Tool context injection triples granite’s score. Without a structured context block
documenting available tools, granite4.1:8b scored 4/30. With it: 12/30. Granite needs
explicit tool documentation; it won’t infer from context what’s available.
7B is a meaningful step. qwen2.5:7b at 14/30 leads all models — including 8B models.
Natural-language command interpretation is where the size difference shows up: “How’s the
memory looking?” maps correctly to cat /proc/meminfo without a hint.
Mac 14B comparison (early data): mac/qwen2.5:14b scored 20/30 on the same 30-task suite.
14B closes the gap on multi-tool chains and complex scheduling. Full results pending.
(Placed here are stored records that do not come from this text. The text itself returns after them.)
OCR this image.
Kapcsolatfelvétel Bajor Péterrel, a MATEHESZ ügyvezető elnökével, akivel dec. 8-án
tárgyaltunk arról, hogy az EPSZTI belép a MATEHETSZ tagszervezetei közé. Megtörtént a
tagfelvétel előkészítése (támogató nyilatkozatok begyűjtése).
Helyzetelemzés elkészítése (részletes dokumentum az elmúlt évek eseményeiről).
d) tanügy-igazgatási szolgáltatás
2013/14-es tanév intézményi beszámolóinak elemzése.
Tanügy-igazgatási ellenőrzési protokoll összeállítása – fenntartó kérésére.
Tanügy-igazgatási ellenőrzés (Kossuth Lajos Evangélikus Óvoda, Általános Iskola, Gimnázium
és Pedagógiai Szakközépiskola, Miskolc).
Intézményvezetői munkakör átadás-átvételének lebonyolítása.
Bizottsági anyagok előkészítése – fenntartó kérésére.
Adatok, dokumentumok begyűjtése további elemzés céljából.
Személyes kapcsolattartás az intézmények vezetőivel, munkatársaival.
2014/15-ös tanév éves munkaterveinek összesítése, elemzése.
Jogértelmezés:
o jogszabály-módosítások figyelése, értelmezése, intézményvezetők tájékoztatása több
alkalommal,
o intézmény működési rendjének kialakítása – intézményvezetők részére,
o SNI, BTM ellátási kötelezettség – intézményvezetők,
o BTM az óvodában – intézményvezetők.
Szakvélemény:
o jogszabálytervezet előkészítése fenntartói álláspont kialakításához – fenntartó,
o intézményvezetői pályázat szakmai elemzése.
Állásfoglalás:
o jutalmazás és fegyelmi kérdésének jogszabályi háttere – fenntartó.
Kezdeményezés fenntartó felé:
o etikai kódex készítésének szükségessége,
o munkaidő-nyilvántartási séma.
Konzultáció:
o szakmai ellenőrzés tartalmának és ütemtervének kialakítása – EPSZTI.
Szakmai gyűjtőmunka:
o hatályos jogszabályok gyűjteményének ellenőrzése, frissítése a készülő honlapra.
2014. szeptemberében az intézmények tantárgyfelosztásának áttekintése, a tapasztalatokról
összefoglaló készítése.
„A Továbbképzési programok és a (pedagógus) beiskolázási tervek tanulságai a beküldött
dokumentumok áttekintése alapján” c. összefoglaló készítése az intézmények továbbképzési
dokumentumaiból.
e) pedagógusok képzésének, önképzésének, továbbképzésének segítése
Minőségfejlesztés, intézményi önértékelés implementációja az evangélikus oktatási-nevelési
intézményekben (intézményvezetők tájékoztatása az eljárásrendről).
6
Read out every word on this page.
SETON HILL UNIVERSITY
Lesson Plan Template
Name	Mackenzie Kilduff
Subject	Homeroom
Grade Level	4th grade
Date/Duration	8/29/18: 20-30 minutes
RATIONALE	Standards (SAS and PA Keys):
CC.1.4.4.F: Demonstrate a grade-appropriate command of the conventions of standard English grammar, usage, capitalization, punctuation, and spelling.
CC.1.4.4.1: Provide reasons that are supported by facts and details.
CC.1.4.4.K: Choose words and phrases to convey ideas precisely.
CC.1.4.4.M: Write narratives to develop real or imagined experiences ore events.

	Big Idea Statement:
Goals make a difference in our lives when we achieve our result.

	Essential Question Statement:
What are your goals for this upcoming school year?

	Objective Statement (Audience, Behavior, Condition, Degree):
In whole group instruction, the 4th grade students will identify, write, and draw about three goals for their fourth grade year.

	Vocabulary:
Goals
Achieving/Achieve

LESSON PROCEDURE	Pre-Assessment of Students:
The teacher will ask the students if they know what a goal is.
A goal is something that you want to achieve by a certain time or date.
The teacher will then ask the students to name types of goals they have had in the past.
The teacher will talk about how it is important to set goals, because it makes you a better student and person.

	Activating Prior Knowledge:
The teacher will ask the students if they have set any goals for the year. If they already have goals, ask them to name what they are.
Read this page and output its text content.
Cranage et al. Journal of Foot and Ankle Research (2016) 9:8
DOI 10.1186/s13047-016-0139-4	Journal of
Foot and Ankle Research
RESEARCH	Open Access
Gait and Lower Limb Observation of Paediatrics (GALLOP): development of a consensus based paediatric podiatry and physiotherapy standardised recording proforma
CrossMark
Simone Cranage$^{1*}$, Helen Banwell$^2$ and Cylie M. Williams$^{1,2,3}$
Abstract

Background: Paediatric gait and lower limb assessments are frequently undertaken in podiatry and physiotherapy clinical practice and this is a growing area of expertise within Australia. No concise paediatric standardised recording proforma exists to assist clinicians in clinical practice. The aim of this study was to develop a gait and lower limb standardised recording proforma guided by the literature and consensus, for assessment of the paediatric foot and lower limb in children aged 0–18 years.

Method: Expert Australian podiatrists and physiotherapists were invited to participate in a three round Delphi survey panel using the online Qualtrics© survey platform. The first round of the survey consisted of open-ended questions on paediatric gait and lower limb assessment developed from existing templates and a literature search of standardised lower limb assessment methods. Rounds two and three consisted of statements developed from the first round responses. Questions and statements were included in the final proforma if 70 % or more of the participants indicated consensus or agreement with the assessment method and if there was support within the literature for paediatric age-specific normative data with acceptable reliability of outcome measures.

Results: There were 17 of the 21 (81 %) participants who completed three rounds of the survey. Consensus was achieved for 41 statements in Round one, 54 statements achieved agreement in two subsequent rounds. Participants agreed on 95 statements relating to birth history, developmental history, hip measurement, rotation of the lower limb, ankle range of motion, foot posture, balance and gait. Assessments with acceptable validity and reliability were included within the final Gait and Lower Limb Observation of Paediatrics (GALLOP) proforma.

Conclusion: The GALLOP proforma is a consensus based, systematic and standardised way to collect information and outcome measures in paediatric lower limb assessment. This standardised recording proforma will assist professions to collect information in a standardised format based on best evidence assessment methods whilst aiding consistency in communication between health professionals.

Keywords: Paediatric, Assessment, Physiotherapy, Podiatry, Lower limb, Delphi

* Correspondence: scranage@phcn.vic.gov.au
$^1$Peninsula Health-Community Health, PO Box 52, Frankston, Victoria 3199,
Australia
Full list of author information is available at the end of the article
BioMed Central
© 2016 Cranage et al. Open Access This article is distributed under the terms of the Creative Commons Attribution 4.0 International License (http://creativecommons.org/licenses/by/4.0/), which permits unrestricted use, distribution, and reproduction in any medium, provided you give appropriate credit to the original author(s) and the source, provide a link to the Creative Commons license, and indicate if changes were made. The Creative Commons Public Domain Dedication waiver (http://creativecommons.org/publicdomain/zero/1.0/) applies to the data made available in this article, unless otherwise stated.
git clone https://github.com/picocluster/PicoCluster-Claw
# Run on any Ollama host with OpenClaw running
python3 scripts/bench-claw.py \
--models granite4.1:8b,qwen2.5:7b,nemotron-3-nano:4b \
--output results/my-bench.json
Full methodology: docs/research/benchmarks/methodology.md
Earlier runs with the default OpenClaw context showed granite scoring 5/10 and qwen scoring 3/10 — small models were overwhelmed before they could reason about the actual task.
Key changes:
Change Saved Impact Replaced full workspace file templates with minimal stubs ~12,000 chars Eliminated boilerplate injection Reduced tool schema via deny list ~5,400 chars Removed session, node, media tools Removed dead remote-node tools (file_fetch, dir_list, dir_fetch, file_write) ~2,580 chars Always fail without a paired node; confused models Fixed t2-list: exec ls instead of dir_list — dir_list requires unconfigured remote node ACL
Total context: ~11,800 → ~9,250 chars per request for local models
Cloud models added to OpenClaw (Anthropic Claude, OpenAI GPT, etc.) automatically receive the full unrestricted tool set via OpenClaw’s tools.byProvider policy. The local provider gets the lean profile; all other providers get browser automation, TTS, image/video/music generation, and all workspace tools. No config changes are needed when adding a cloud API key.